Here's our (cleaned) tweet: b'Earlier today, I spoke on the House Floor abt protecting health care for women and praised @PPmarmonte for their work on the Central Coast. https://t.co/WqgTRzT7VV'
Actual party is Democratic and our classifer says Gotta fill this in.

Here's our (cleaned) tweet: b'Go Tribe! #RallyTogether https://t.co/0NXutFL9L5'
Actual party is Democratic and our classifer says Gotta fill this in.

Here's our (cleaned) tweet: b"Apparently, Trump thinks it's just too easy for students overwhelmed by the crushing burden of debt to pay off student loans #TrumpBudget https://t.co/ckYQO5T0Qh"
Actual party is Democratic and our classifer says Gotta fill this in.
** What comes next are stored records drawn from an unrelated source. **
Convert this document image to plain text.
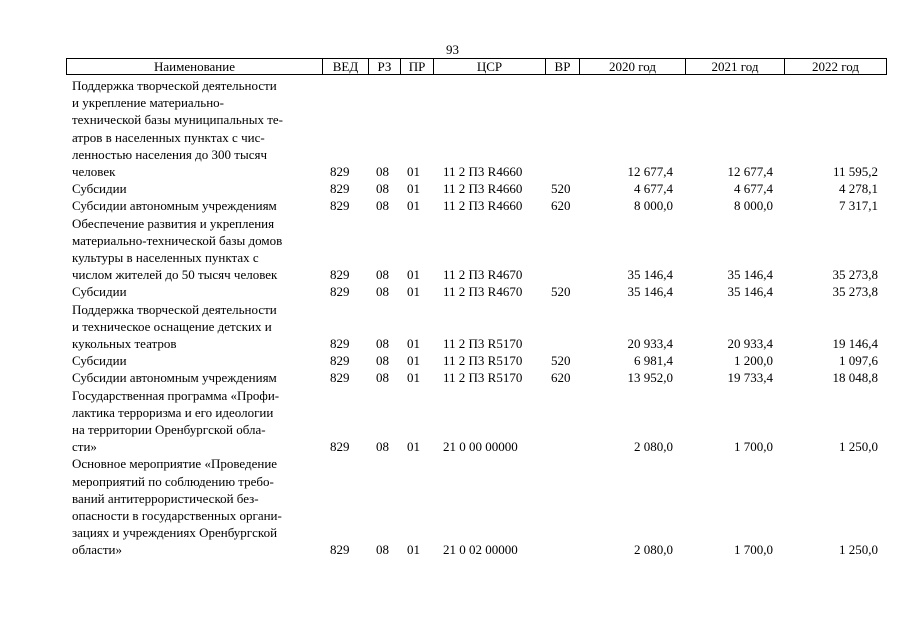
93
Наименование	ВЕД	РЗ	ПР	ЦСР	ВР	2020 год	2021 год	2022 год
Поддержка творческой деятельности
и укрепление материально-
технической базы муниципальных те-
атров в населенных пунктах с чис-
ленностью населения до 300 тысяч
человек	829 08 01 11 2 П3 R4660	12 677,4	12 677,4	11 595,2
Субсидии	829 08 01 11 2 П3 R4660 520	4 677,4	4 677,4	4 278,1
Субсидии автономным учреждениям	829 08 01 11 2 П3 R4660 620	8 000,0	8 000,0	7 317,1
Обеспечение развития и укрепления
материально-технической базы домов
культуры в населенных пунктах с
числом жителей до 50 тысяч человек	829 08 01 11 2 П3 R4670	35 146,4	35 146,4	35 273,8
Субсидии	829 08 01 11 2 П3 R4670 520	35 146,4	35 146,4	35 273,8
Поддержка творческой деятельности
и техническое оснащение детских и
кукольных театров	829 08 01 11 2 П3 R5170	20 933,4	20 933,4	19 146,4
Субсидии	829 08 01 11 2 П3 R5170 520	6 981,4	1 200,0	1 097,6
Субсидии автономным учреждениям	829 08 01 11 2 П3 R5170 620	13 952,0	19 733,4	18 048,8
Государственная программа «Профи-
лактика терроризма и его идеологии
на территории Оренбургской обла-
сти»	829 08 01 21 0 00 00000	2 080,0	1 700,0	1 250,0
Основное мероприятие «Проведение
мероприятий по соблюдению требо-
ваний антитеррористической без-
опасности в государственных органи-
зациях и учреждениях Оренбургской
области»	829 08 01 21 0 02 00000	2 080,0	1 700,0	1 250,0
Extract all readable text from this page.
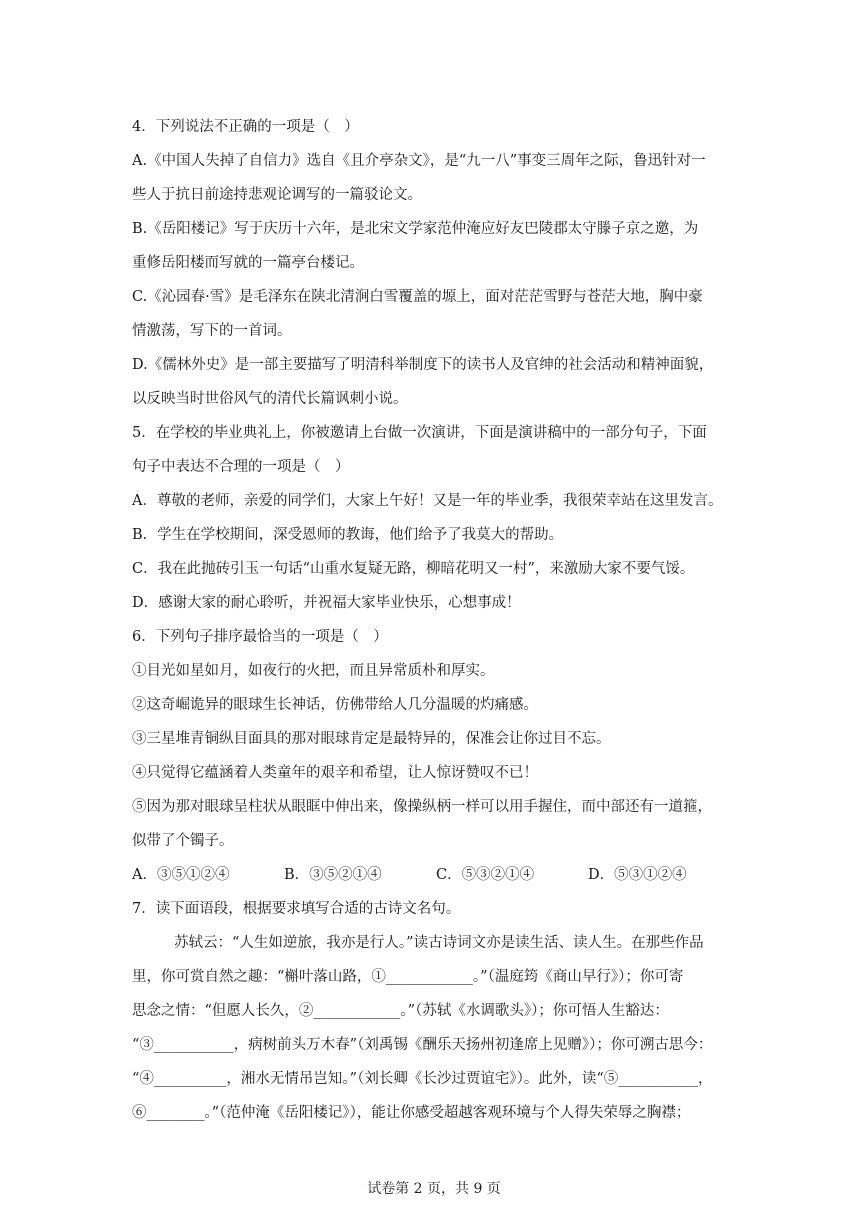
4．下列说法不正确的一项是（　）
A.《中国人失掉了自信力》选自《且介亭杂文》，是“九一八”事变三周年之际，鲁迅针对一
些人于抗日前途持悲观论调写的一篇驳论文。
B.《岳阳楼记》写于庆历十六年，是北宋文学家范仲淹应好友巴陵郡太守滕子京之邀，为
重修岳阳楼而写就的一篇亭台楼记。
C.《沁园春·雪》是毛泽东在陕北清涧白雪覆盖的塬上，面对茫茫雪野与苍茫大地，胸中豪
情激荡，写下的一首词。
D.《儒林外史》是一部主要描写了明清科举制度下的读书人及官绅的社会活动和精神面貌，
以反映当时世俗风气的清代长篇讽刺小说。
5．在学校的毕业典礼上，你被邀请上台做一次演讲，下面是演讲稿中的一部分句子，下面
句子中表达不合理的一项是（　）
A．尊敬的老师，亲爱的同学们，大家上午好！又是一年的毕业季，我很荣幸站在这里发言。
B．学生在学校期间，深受恩师的教诲，他们给予了我莫大的帮助。
C．我在此抛砖引玉一句话“山重水复疑无路，柳暗花明又一村”，来激励大家不要气馁。
D．感谢大家的耐心聆听，并祝福大家毕业快乐，心想事成！
6．下列句子排序最恰当的一项是（　）
①目光如星如月，如夜行的火把，而且异常质朴和厚实。
②这奇崛诡异的眼球生长神话，仿佛带给人几分温暖的灼痛感。
③三星堆青铜纵目面具的那对眼球肯定是最特异的，保准会让你过目不忘。
④只觉得它蕴涵着人类童年的艰辛和希望，让人惊讶赞叹不已！
⑤因为那对眼球呈柱状从眼眶中伸出来，像操纵柄一样可以用手握住，而中部还有一道箍，
似带了个镯子。
A．③⑤①②④	B．③⑤②①④	C．⑤③②①④	D．⑤③①②④
7．读下面语段，根据要求填写合适的古诗文名句。
苏轼云：“人生如逆旅，我亦是行人。”读古诗词文亦是读生活、读人生。在那些作品
里，你可赏自然之趣：“槲叶落山路，①____________。”（温庭筠《商山早行》）；你可寄
思念之情：“但愿人长久，②____________。”（苏轼《水调歌头》）；你可悟人生豁达：
“③___________，病树前头万木春”（刘禹锡《酬乐天扬州初逢席上见赠》）；你可溯古思今：
“④__________，湘水无情吊岂知。”（刘长卿《长沙过贾谊宅》）。此外，读“⑤___________，
⑥________。”（范仲淹《岳阳楼记》），能让你感受超越客观环境与个人得失荣辱之胸襟；
试卷第 2 页，共 9 页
Here's our (cleaned) tweet: b'We\xe2\x80\x99re grateful for our first responders, our rescue personnel, our firefighters, our police, and volunteers who have been working tirelessly to keep people safe, provide much-needed help, while putting their own lives on the line.\n\nhttps://t.co/eZPv0vMIz3'
Actual party is Rep

Now that we've looked at it some, let's score a bunch and see how we're doing.

In [39]:
# dictionary of counts by actual party and estimated party. 
# first key is actual, second is estimated
parties = ['Republican','Democratic']
results = defaultdict(lambda: defaultdict(int))

for p in parties :
    for p1 in parties :
        results[p][p1] = 0


num_to_score = 10000
random.shuffle(tweet_data)

for idx, tp in enumerate(tweet_data) :
    tweet, party = tp    
    # Now do the same thing as above, but we store the results rather
    # than printing them. 
   
    # get the estimated party
    estimated_party = "Gotta fill this in"
    
    results[party][estimated_party] += 1
    
    if idx > num_to_score : 
        break

In [40]:
results

defaultdict(<function __main__.<lambda>()>,
            {'Republican': defaultdict(int,
                         {'Republican': 0,
                          'Democratic': 0,
                          'Gotta fill this in': 4278}),
             'Democratic': defaultdict(int,
                         {'Republican': 0,
                          'Democratic': 0,
                          'Gotta fill this in': 5724})})

### Reflections

_Write a little about what you see in the results_ 

The results display a nested defaultdict structure that organizes vote counts by political affiliation specifically Republican and Democratic. Each top-level key contains another dictionary with initialized counts for both parties set to zero, along with a placeholder key 'Gotta fill this in' containing actual vote values: 4278 for Republican and 5724 for Democratic. This indicates that while the framework for storing counts is in place, the main classification or labeling logic is incomplete or pending further processing. The presence of the placeholder key suggests the data is partially processed and may require additional cleaning, validation, or interpretation before analysis.